Filmes dramáticos sobre pessoas
de meia idade que não se encontram completamente felizes tendem a desequilibrar
para algum lado. Talvez a segurança que um diretor deve ter para saber qual
abordagem tomar, é derivada ou da mensagem moral ou da expressão estética que o
corpo do filme transmite. Certo é que existe um nicho de encontro a essa
temática, pessoas que evitam o gênero “comédia” quando leem em uma sinopse.
Então, o que um filme assim pode trazer de novo? O que devemos admirar aqui é a
própria fuga de lugares comuns para uma alçada nova, mesmo que tímida. Uma
acurada percepção sobre certo de tipo de classe social que “envelhece sem
sonhos”. A colocação das câmeras, ou quando acompanhamos de longe o início das
ações, transmite a sensação de distância.
Sendo sua segunda obra como
diretor, Philippe Claudel interage apenas um herói pouco mais velho que sua
idade.

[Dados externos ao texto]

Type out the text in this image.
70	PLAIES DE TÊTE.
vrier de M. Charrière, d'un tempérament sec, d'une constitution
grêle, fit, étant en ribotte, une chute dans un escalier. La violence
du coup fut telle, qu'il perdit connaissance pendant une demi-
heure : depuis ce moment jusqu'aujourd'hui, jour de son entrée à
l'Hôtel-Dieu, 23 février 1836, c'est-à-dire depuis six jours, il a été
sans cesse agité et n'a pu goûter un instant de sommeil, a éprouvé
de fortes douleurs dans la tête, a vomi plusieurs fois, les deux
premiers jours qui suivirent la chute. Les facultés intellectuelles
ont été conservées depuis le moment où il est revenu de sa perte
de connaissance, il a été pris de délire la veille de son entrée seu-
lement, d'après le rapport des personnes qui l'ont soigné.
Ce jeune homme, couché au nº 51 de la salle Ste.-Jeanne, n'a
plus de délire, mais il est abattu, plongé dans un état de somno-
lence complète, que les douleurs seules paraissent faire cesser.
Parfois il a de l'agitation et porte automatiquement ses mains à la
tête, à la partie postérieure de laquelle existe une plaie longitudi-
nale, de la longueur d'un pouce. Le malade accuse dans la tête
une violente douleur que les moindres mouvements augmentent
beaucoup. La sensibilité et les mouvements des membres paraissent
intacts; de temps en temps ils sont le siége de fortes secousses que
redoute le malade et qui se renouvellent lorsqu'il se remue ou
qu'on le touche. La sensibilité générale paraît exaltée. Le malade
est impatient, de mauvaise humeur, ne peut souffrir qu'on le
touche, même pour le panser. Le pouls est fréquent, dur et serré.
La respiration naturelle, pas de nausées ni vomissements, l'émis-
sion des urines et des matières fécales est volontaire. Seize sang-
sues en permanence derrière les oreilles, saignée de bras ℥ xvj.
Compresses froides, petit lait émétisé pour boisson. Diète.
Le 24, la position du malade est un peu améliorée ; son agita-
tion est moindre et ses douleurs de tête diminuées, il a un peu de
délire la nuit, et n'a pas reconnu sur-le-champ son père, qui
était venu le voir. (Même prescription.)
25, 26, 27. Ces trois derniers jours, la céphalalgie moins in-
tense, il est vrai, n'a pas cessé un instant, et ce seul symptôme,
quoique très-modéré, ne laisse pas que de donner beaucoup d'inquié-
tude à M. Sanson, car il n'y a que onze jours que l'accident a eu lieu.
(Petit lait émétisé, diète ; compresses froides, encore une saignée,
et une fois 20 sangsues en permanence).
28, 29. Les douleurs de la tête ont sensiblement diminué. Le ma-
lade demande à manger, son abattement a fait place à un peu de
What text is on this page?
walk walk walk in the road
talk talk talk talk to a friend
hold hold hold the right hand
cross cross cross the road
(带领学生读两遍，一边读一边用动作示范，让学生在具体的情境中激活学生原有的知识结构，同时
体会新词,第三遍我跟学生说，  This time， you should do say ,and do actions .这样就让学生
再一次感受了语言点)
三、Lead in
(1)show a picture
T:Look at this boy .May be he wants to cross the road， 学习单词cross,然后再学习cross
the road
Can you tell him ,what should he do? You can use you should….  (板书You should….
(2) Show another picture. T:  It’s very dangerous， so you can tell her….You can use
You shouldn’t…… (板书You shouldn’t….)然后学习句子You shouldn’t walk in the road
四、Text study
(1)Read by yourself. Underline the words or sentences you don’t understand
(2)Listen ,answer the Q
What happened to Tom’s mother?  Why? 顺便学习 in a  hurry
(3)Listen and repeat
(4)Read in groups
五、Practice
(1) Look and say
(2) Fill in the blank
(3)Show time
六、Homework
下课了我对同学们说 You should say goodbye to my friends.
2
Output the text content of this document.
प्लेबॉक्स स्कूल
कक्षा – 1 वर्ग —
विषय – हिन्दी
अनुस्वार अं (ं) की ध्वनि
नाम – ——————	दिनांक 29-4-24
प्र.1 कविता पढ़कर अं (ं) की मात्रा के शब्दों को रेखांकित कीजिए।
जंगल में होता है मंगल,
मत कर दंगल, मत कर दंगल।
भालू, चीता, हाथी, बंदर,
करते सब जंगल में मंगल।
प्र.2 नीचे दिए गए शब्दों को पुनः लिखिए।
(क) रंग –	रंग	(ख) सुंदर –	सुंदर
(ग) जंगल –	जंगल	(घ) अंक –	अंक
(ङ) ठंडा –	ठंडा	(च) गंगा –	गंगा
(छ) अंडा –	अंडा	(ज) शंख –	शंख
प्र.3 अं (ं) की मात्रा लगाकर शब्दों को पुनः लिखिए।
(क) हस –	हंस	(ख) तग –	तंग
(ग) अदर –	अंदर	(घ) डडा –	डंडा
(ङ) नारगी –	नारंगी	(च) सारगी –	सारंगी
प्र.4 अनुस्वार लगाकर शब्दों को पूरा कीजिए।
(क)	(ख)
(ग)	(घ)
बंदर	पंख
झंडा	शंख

O filme conta a história de Paul, um neurocirurgião de sessenta anos
casado com Lucie- um dia, buquês de
rosa começam a ser entregues de forma anônima na casa deles no mesmo momento em
que Lou, uma jovem de 20 anos, não para de cruzar o caminho de Paul. Ai entra o
jogo de identidade, de conhecer o próximo- uma essência caótica com a mesma
execução discreta de um Teorema de Pasolini, exibindo a veia exposta, quando
observamos nosso íntimo encontrando apenas confusão.
Interessante notar como um casal
que convive há tanto tempo como Paul e Lucie
construíram uma espécie de química cômoda, onde as palavras são silenciadas
pelo mero pensamento de ter que se esforçar e discutir. Ao poucos, o clima de
tensão e desconfiança vai se gerando tanto em Paul- relacionado a um suposto
“perseguidor/admirador secreto” - como em Lucie,
em relação à fidelidade do marido. Não basta uma desconfiança dupla, ainda há o
caso do melhor amigo de Paul ser apaixonado por Lucie, e são todas situações não confirmadas em primeiro plano, ou
seja, ninguém vai apontar dedos sem a prova definitiva. Paul quer algo que
nunca teve em sua vida, uma espécie de “pequena aventura”. No fundo, ele deseja
uma afirmação da validade de sua existência. Deveria ter se revoltado com o
comodismo na adolescência, então agora canaliza sua frustração de outras
maneiras.
É nesse contexto que Lou desperta
o interesse de Paul. Muitas vezes, nas coversas entre ambos, ela diz sobre como
quer vencer na vida de forma independente. Assim, quando ele a encontra no
lugar de garotas de programas, surge o momento mais íntimo entre os dois, como
se para nos expormos inteiramente aos outros precisássemos do acaso. Aqui, a
dificuldade de Lou é relativizada e melhor compreendida pro não haver nada
oficial que conecte ambos. A ética de Paul só existe por essa sorte, seu
posicionamento só é completamente aberto à outra, pois não precisam estar juntos. Uma troca supostamente desinteressada em que
o mundo da não necessidade curiosamente é o que cava profundo em respectivas
intimidades. Do casamento monótono passa-se a um estilo de vida onde, embora
não seja determinadamente plural, o desconhecido existe. Esquemas forjados para
fugir do monstro da verdade, realidade, cotidiano.
O drama se desenvolve sempre
nessa “possibilidade de acontecer”. São sensações que se confundem, melhor:
simulacro de sensações que são rascunhados. Também por ser jovem, Lou aparenta
estimular Paul sexualmente. É nesse contexto de espera que todas as insinuações
parecem valer realmente mais do que as ações; uma espécie de lei tosca onde o
sopro derruba mais que o vento. Os ciúmes de Lucie talvez mostram sua frustração pelo marido encontrar uma
maneira de sair desse sistema falho. Quando pensa em explicitar algo, fica
calada- soube que Paul estava se encontrando com uma mulher mais jovem e não
disse nada, já está na engrenagem do silêncio.
Paul e sua esposa são dois
amantes que nunca transam; uma espécie de opacidade onde não há atração nem aparente
retração- nada se modifica mesmo quando ele abandona sua casa, os
posicionamentos continuam os mesmos, a câmera permanece estática. No final do
filme, onde retomamos a cena inicial (e nunca consigo não relacionar isso à T.S
Elliot, que parece que tem se repetido com certa constância nesse blog) mesmo o
choque de um suicídio foi incapaz de desestruturar o casamento. É como Paul,
que conta um segredo para uma paciente polaca depois da remoção de um tumor
desta- talvez só existam tempos calcados em experiências verbalizadas, e para
isso ainda não há cirurgia possível.